Proprietários de imóveis no centro histórico do Porto estão a criar um movimento para avançar para tribunal contra as Finanças por exigir o pagamento de IMI de prédios situados naquela zona classificada como Património da Humanidade.

Em declarações à Lusa, Manuel Ferreira, proprietário de uma farmácia na rua das Flores e dinamizador do movimento, afirmou que o que está a acontecer "não se entende e não justifica", porque os imóveis em zonas históricas classificadas estavam isentos ao abrigo da lei.

Manuel Ferreira adiantou que o movimento pretende obrigar as Finanças "a atribuir a isenção de forma automática" a todos os prédios urbanos existentes em zonas classificadas. No caso do Porto, adiantou, o mais estranho é que há discrepâncias quanto à cobrança e/ou isenção de IMI. "Há prédios que estavam isentos e que agora pagam o imposto, mas há também prédios que estão e sempre estiveram isentos e outros ainda que sempre estiveram sujeitos ao IMI", disse.

A mesma situação foi confirmada à Lusa por Maria João Marques, proprietária de dois imóveis no centro histórico, que foi confrontada em Novembro com a notificação das Finanças para proceder ao pagamento do IMI de apenas um dos seus dois prédios, sendo que o outro mantém a isenção.

"O meu vizinho do lado, a quem foi concedida isenção, não recebeu nenhuma notificação das Finanças", acrescentou a moradora, não conseguindo entender a discrepância na interpretação da lei que prevê isenções para prédios classificados como monumentos nacionais, de interesse público, de valor municipal ou património cultural.

Maria João referiu que desde Novembro que está a tentar justificar às Finanças que o seu imóvel se encontra numa zona classificada e, como tal, beneficia de isenção, contudo, os seus esforços têm sido em vão, porque o fisco "indeferiu todos os pedidos alegando que o prédio urbano em causa necessita de uma classificação individual, o que não é possível".

"Isto é como pedir a um general que apresente a patente de sargento", rematou o marido, Paulo Freitas, criticando a atitude, tendo em conta que já foi apresentado ao fisco diversa documentação, inclusive um documento emitido pela Sociedade de Reabilitação Urbana (SRU) Porto Vivo que discrimina, prédio a prédio, os imóveis de 128 ruas inseridos na zona classificada pela Unesco e que beneficiam de isenção.

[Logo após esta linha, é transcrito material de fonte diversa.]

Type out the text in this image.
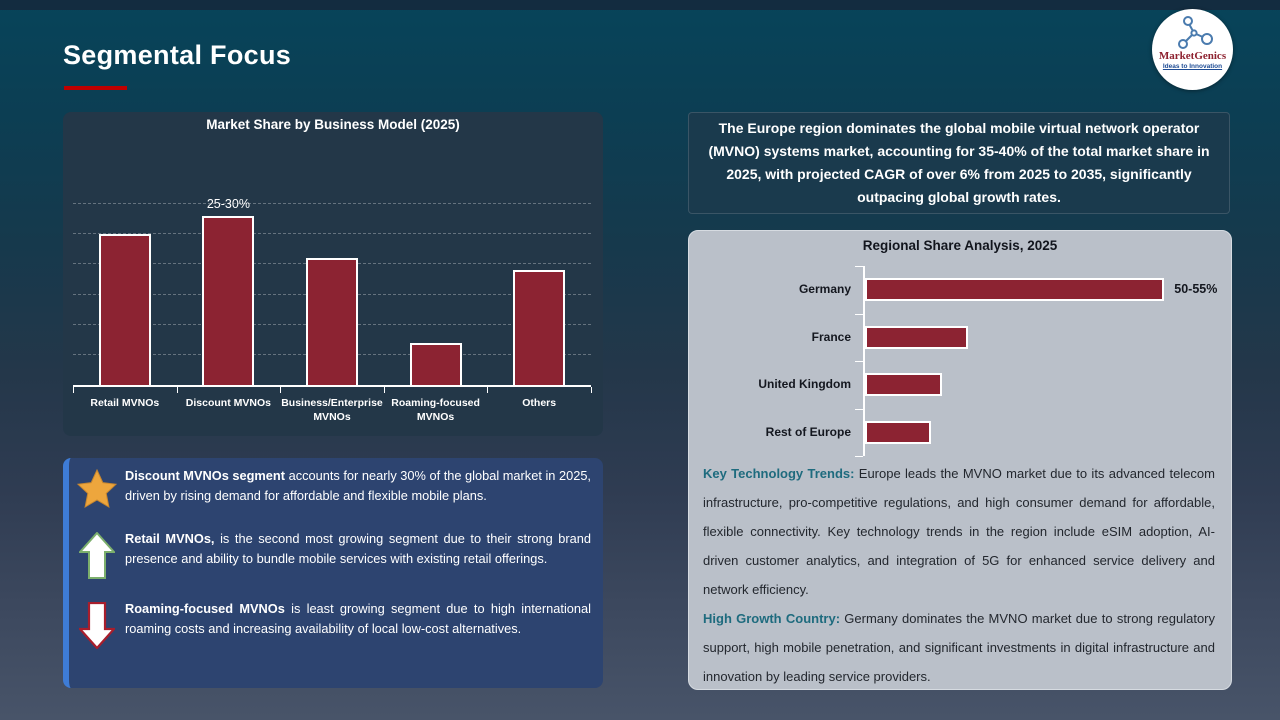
Segmental Focus	MarketGenics
Ideas to Innovation
Market Share by Business Model (2025)
25-30%
Retail MVNOs	Discount MVNOs Business/Enterprise MVNOs
Roaming-focused MVNOs
Others

Discount MVNOs segment accounts for nearly 30% of the global market in 2025, driven by rising demand for affordable and flexible mobile plans.

Retail MVNOs, is the second most growing segment due to their strong brand presence and ability to bundle mobile services with existing retail offerings.

Roaming-focused MVNOs is least growing segment due to high international roaming costs and increasing availability of local low-cost alternatives.

The Europe region dominates the global mobile virtual network operator (MVNO) systems market, accounting for 35-40% of the total market share in 2025, with projected CAGR of over 6% from 2025 to 2035, significantly outpacing global growth rates.
Regional Share Analysis, 2025
Germany	50-55%
France
United Kingdom
Rest of Europe

Key Technology Trends: Europe leads the MVNO market due to its advanced telecom infrastructure, pro-competitive regulations, and high consumer demand for affordable, flexible connectivity. Key technology trends in the region include eSIM adoption, AI-driven customer analytics, and integration of 5G for enhanced service delivery and network efficiency.

High Growth Country: Germany dominates the MVNO market due to strong regulatory support, high mobile penetration, and significant investments in digital infrastructure and innovation by leading service providers.
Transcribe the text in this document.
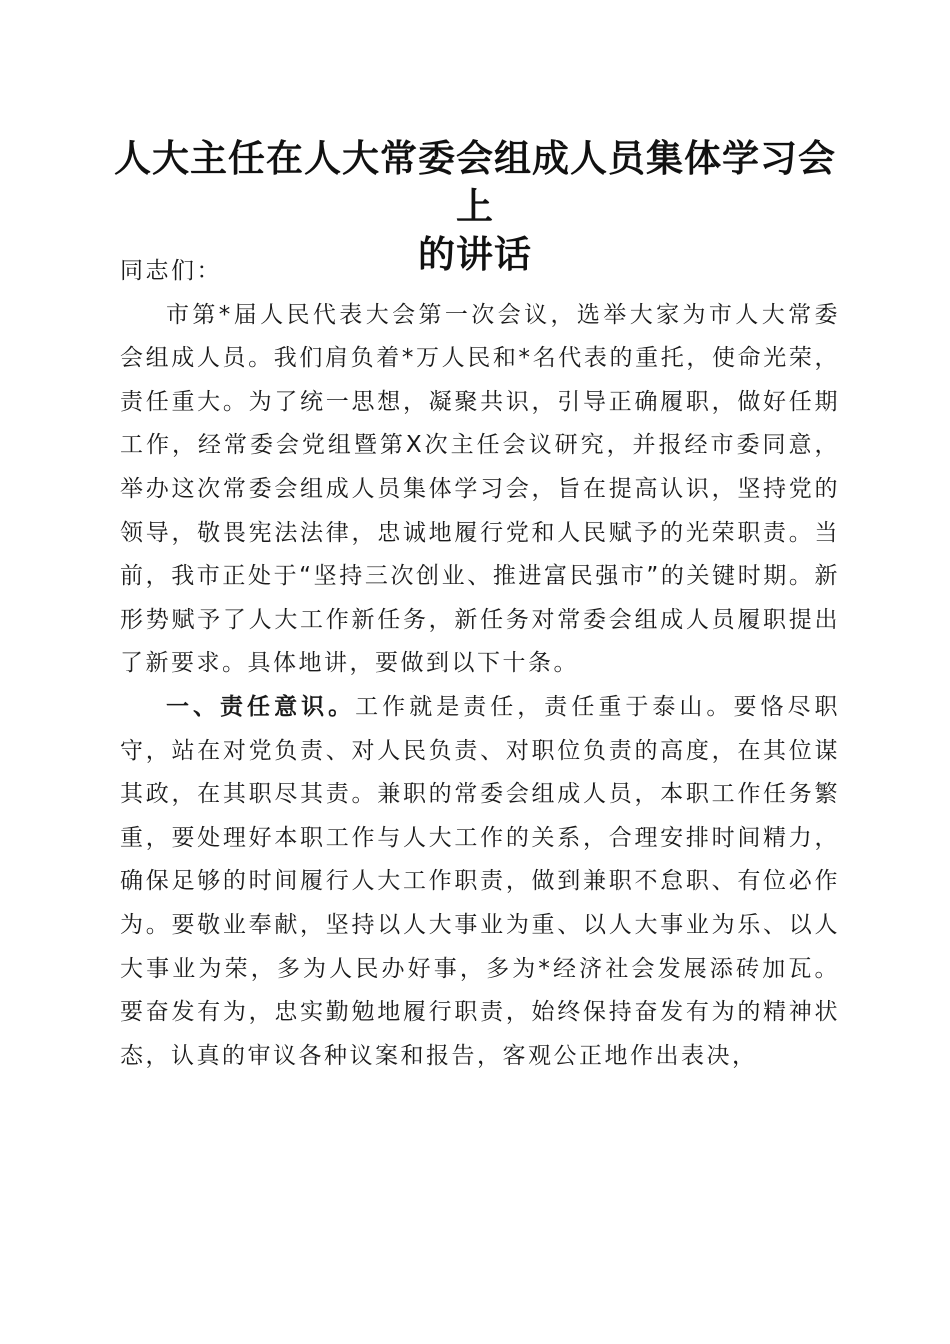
人大主任在人大常委会组成人员集体学习会上
的讲话

同志们：

市第*届人民代表大会第一次会议，选举大家为市人大常委会组成人员。我们肩负着*万人民和*名代表的重托，使命光荣，责任重大。为了统一思想，凝聚共识，引导正确履职，做好任期工作，经常委会党组暨第X次主任会议研究，并报经市委同意，举办这次常委会组成人员集体学习会，旨在提高认识，坚持党的领导，敬畏宪法法律，忠诚地履行党和人民赋予的光荣职责。当前，我市正处于“坚持三次创业、推进富民强市”的关键时期。新形势赋予了人大工作新任务，新任务对常委会组成人员履职提出了新要求。具体地讲，要做到以下十条。

一、责任意识。工作就是责任，责任重于泰山。要恪尽职守，站在对党负责、对人民负责、对职位负责的高度，在其位谋其政，在其职尽其责。兼职的常委会组成人员，本职工作任务繁重，要处理好本职工作与人大工作的关系，合理安排时间精力，确保足够的时间履行人大工作职责，做到兼职不怠职、有位必作为。要敬业奉献，坚持以人大事业为重、以人大事业为乐、以人大事业为荣，多为人民办好事，多为*经济社会发展添砖加瓦。要奋发有为，忠实勤勉地履行职责，始终保持奋发有为的精神状态，认真的审议各种议案和报告，客观公正地作出表决，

Os proprietários que foram recentemente notificados pelas Finanças têm ainda o problema de não conseguir liquidar o IMI desde 2009 em prestações, porque para isso é preciso deixar passar o prazo de pagamento, que termina na sexta-feira, e esperar ser notificado já com juros. "Tenho aqui um cliente que pagou agora 16.000 euros de uma só vez", lamentou Manuel Ferreira, defendendo que "não podem existir dois pesos e duas medidas".

Para Manuel Ferreira, com a criação de um movimento de proprietários, os moradores e proprietários "terão mais força" em tribunal, além de que o processo ficará mais barato. Já Maria João e o marido decidiram avançar agora com uma reclamação graciosa, "o último recurso que resta" antes de pôr as Finanças em tribunal. "Até a Direcção Regional da Cultura entende ser impossível atribuir a classificação individual aos prédios por estes estarem inseridos num conjunto classificado", concluiu a proprietária.

O portal das Finanças refere existir isenção para prédios classificados como monumentos nacionais, de interesse público, de valor municipal ou património cultural. Refere que, de acordo com o Estatuto dos Benefícios Fiscais, os prédios que "sejam classificados como monumentos nacionais e os prédios individualmente classificados como de interesse público, de valor municipal ou património cultural, gozam de isenção de IMI".

"A isenção é de caráter automático, operando mediante comunicação da classificação como monumentos nacionais ou da classificação individualizada como imóveis de interesse público ou de interesse municipal, a efectuar pelo Instituto de Gestão do Património Arquitetónico e Arqueológico, I. P., ou pelas câmaras municipais, vigorando enquanto os prédios estiverem classificados, mesmo que estes venham a ser transmitidos", acrescenta o portal.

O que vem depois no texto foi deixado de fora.